Pathogenesis of diabetic complications
is multifactorial and is accelerated aging process. Increased glucose in tissues and blood. e.g. BM, HbA1C. Increased sorbitol in tissues. e.g. diabetic nerve. Decreased intracellular myoinositol. e.g. diabetic muscle.
PPomas
presents no specific symptoms despite elevated serum pancreatic polypeptide (PP) levels.
Pseudocyst
a complication of acute and chronic relapsing pancreatitis. A psudocyst is formed by digestion of surrounding tissue by activated pancreatic enzymes, which does not have epithelial lining.
Somatostatinomas
a triad of 1) diabetes, 2) hypochlorhydria, 3) steatorrhea.
Somogyi phenomenon
Hyperglycemia and ketonuria may paradoxically occur after excessive insulin injection. Reactive hyperglycemia, known as Somogyi phenomenon, results from the release of catecholamine, cortisol, growth hormone and glucagon in response to acute hypoglycemia induced by excessive insulin injection. Patients exhibiting Somogyi phenomenon are usually type 1 diabetics who are difficult to control by single dose of insulin injection. Rx
Gradually decrease the amount of insulin by 10-20%.
Sweat chloride test
A screening test for CF. >70 mmol sweat chloride is diagnostic for CF. Normal 50 mmol/ L)

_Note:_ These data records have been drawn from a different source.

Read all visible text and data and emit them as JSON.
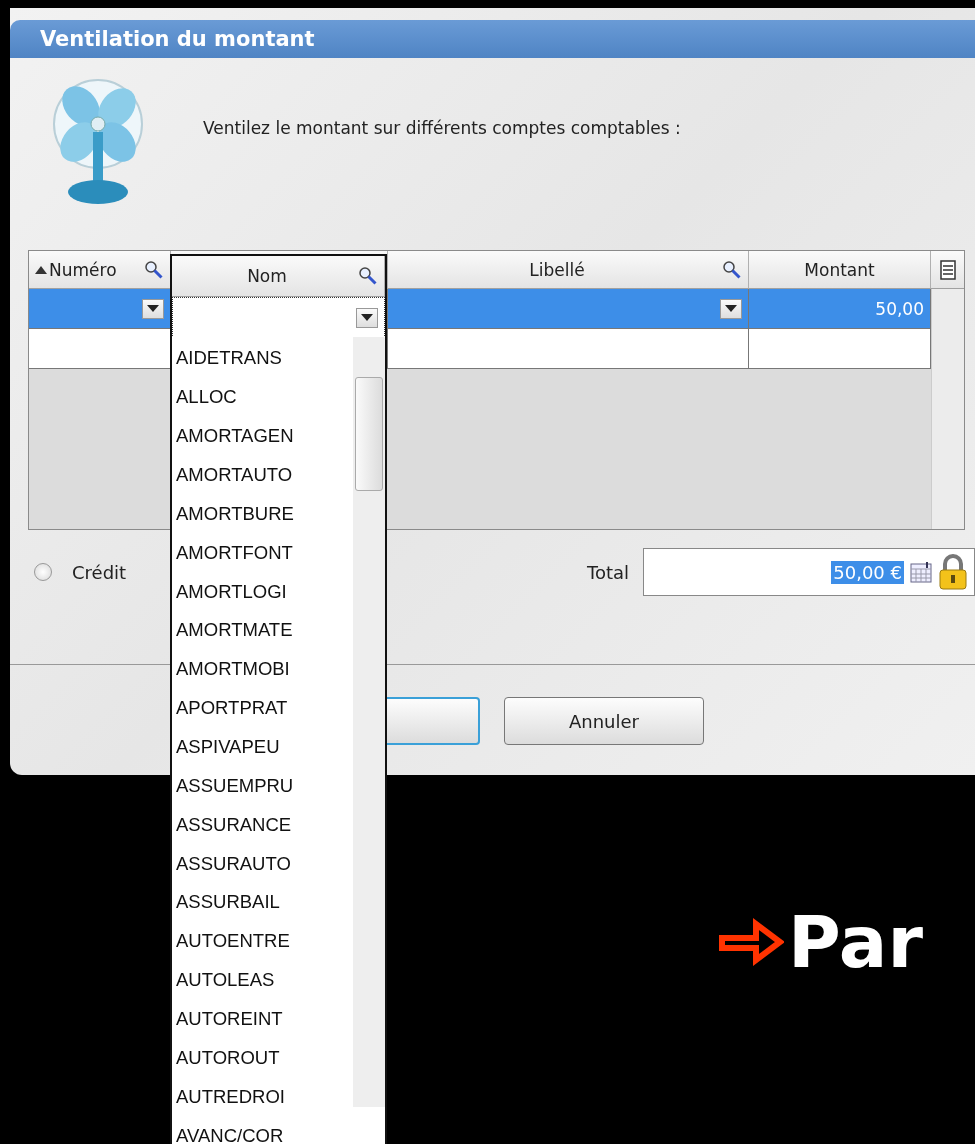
{
  "window": {
    "title": "Ventilation du montant"
  },
  "prompt": "Ventilez le montant sur différents comptes comptables :",
  "grid": {
    "columns": [
      {
        "label": "Numéro",
        "kind": "sorted"
      },
      {
        "label": "Nom",
        "kind": "popped"
      },
      {
        "label": "Libellé",
        "kind": "search"
      },
      {
        "label": "Montant",
        "kind": "plain"
      }
    ],
    "rows": [
      {
        "selected": true,
        "montant": "50,00"
      },
      {
        "selected": false
      }
    ]
  },
  "credit": {
    "label": "Crédit",
    "checked": false
  },
  "total": {
    "label": "Total",
    "value": "50,00 €"
  },
  "buttons": [
    {
      "label": "Annuler"
    }
  ],
  "dropdown": {
    "items": [
      "AIDETRANS",
      "ALLOC",
      "AMORTAGEN",
      "AMORTAUTO",
      "AMORTBURE",
      "AMORTFONT",
      "AMORTLOGI",
      "AMORTMATE",
      "AMORTMOBI",
      "APORTPRAT",
      "ASPIVAPEU",
      "ASSUEMPRU",
      "ASSURANCE",
      "ASSURAUTO",
      "ASSURBAIL",
      "AUTOENTRE",
      "AUTOLEAS",
      "AUTOREINT",
      "AUTOROUT",
      "AUTREDROI",
      "AVANC/COR"
    ]
  },
  "slide": {
    "text": "Par"
  }
}
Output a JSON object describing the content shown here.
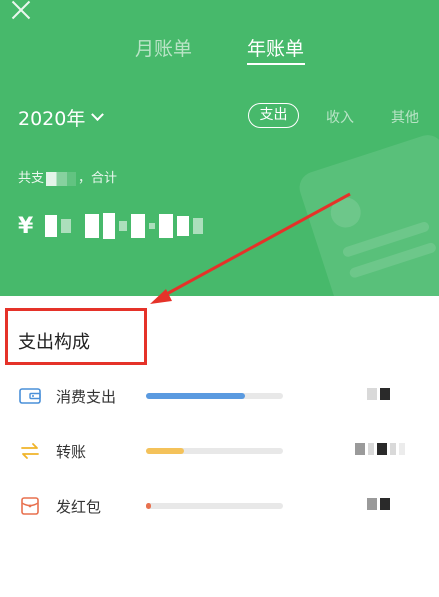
{
  "header": {
    "close_label": "×",
    "tabs": [
      {
        "label": "月账单",
        "active": false
      },
      {
        "label": "年账单",
        "active": true
      }
    ],
    "year_label": "2020年",
    "type_tabs": [
      {
        "label": "支出",
        "active": true
      },
      {
        "label": "收入",
        "active": false
      },
      {
        "label": "其他",
        "active": false
      }
    ],
    "summary_prefix": "共支",
    "summary_suffix": "，合计",
    "total_currency": "¥",
    "accent_color": "#47b96b"
  },
  "composition": {
    "title": "支出构成",
    "highlight_color": "#e53229",
    "items": [
      {
        "label": "消费支出",
        "icon": "wallet-icon",
        "share": 0.72,
        "color": "#5a9ae0"
      },
      {
        "label": "转账",
        "icon": "transfer-arrows-icon",
        "share": 0.28,
        "color": "#f4c25a"
      },
      {
        "label": "发红包",
        "icon": "red-envelope-icon",
        "share": 0.03,
        "color": "#e8714f"
      }
    ]
  }
}
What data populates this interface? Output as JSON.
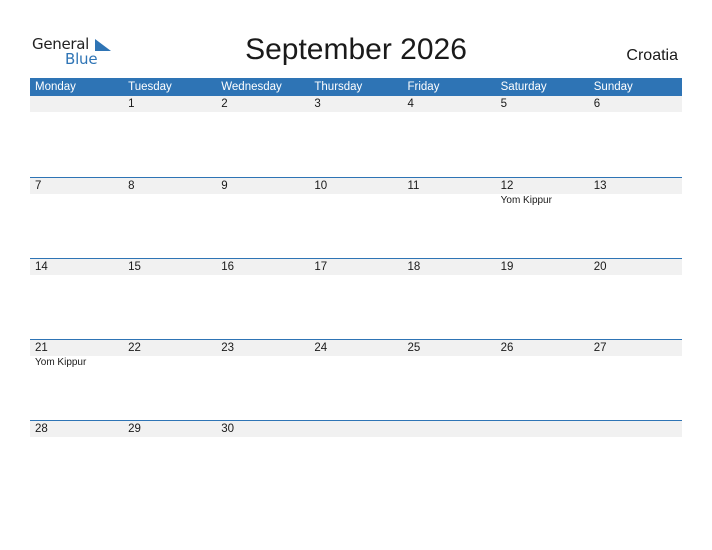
{
  "logo": {
    "line1": "General",
    "line2": "Blue",
    "accent_color": "#2e74b5"
  },
  "header": {
    "title": "September 2026",
    "country": "Croatia"
  },
  "calendar": {
    "header_color": "#2e74b5",
    "weekdays": [
      "Monday",
      "Tuesday",
      "Wednesday",
      "Thursday",
      "Friday",
      "Saturday",
      "Sunday"
    ],
    "weeks": [
      {
        "days": [
          {
            "date": "",
            "event": ""
          },
          {
            "date": "1",
            "event": ""
          },
          {
            "date": "2",
            "event": ""
          },
          {
            "date": "3",
            "event": ""
          },
          {
            "date": "4",
            "event": ""
          },
          {
            "date": "5",
            "event": ""
          },
          {
            "date": "6",
            "event": ""
          }
        ]
      },
      {
        "days": [
          {
            "date": "7",
            "event": ""
          },
          {
            "date": "8",
            "event": ""
          },
          {
            "date": "9",
            "event": ""
          },
          {
            "date": "10",
            "event": ""
          },
          {
            "date": "11",
            "event": ""
          },
          {
            "date": "12",
            "event": "Yom Kippur"
          },
          {
            "date": "13",
            "event": ""
          }
        ]
      },
      {
        "days": [
          {
            "date": "14",
            "event": ""
          },
          {
            "date": "15",
            "event": ""
          },
          {
            "date": "16",
            "event": ""
          },
          {
            "date": "17",
            "event": ""
          },
          {
            "date": "18",
            "event": ""
          },
          {
            "date": "19",
            "event": ""
          },
          {
            "date": "20",
            "event": ""
          }
        ]
      },
      {
        "days": [
          {
            "date": "21",
            "event": "Yom Kippur"
          },
          {
            "date": "22",
            "event": ""
          },
          {
            "date": "23",
            "event": ""
          },
          {
            "date": "24",
            "event": ""
          },
          {
            "date": "25",
            "event": ""
          },
          {
            "date": "26",
            "event": ""
          },
          {
            "date": "27",
            "event": ""
          }
        ]
      },
      {
        "days": [
          {
            "date": "28",
            "event": ""
          },
          {
            "date": "29",
            "event": ""
          },
          {
            "date": "30",
            "event": ""
          },
          {
            "date": "",
            "event": ""
          },
          {
            "date": "",
            "event": ""
          },
          {
            "date": "",
            "event": ""
          },
          {
            "date": "",
            "event": ""
          }
        ]
      }
    ]
  }
}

Type 1 diabetes(insulin-dependent, juvenile onset, ketosis- prone)
accounts for 10% of all cases. An abrupt onset during childhood or puberty with polydipsia, polyphagia and polyuria. Usually undernourished. Blood glucose fluctuates widely in response to small changes in insulin dosage, exercise and infection. Endogenous serum insulin is negligible or zero, thus it requires insulin replacement injection. Microvascular atherosclerosis is absent until five years or more from diagnosis.
Type 2 diabetes(insulin non-dependent, adult onset, ketosis resistant)
accounts for 90% of cases. An insidious onset after 40 years of age with no clinical symptoms. 80% is overweight. Blood glucose fluctuation is less marked. Endogenous insulin secretion is maintained but insulin receptor sites are decreased, leading to hyperglycemia. Micro- and macro-vascular atherosclerosis is present at diagnosis.
Venous thrombosis in patients with pancreatic carcinoma
Peripheral venous thrombosis occurs in about 1/4 of patients with pancreatic adenocarcinoma due to increased viscosity (Trousseau sign).
Vipoma(vasoactive intestinal polypeptide, diarrheogenic tumor)
A triad of 1) non-insulinoma, 2) watery diarrhea (10-20 gallon/day), 3) hypokalemia and achlorhydria (WDHA syndrome).
Zollinger-Ellison syndrome
Z-E syndrome refers to hypergastremia due to antrum G-cell hyperplasia. It presents with a shorter history of peptic ulcer and higher serum gastrin levels.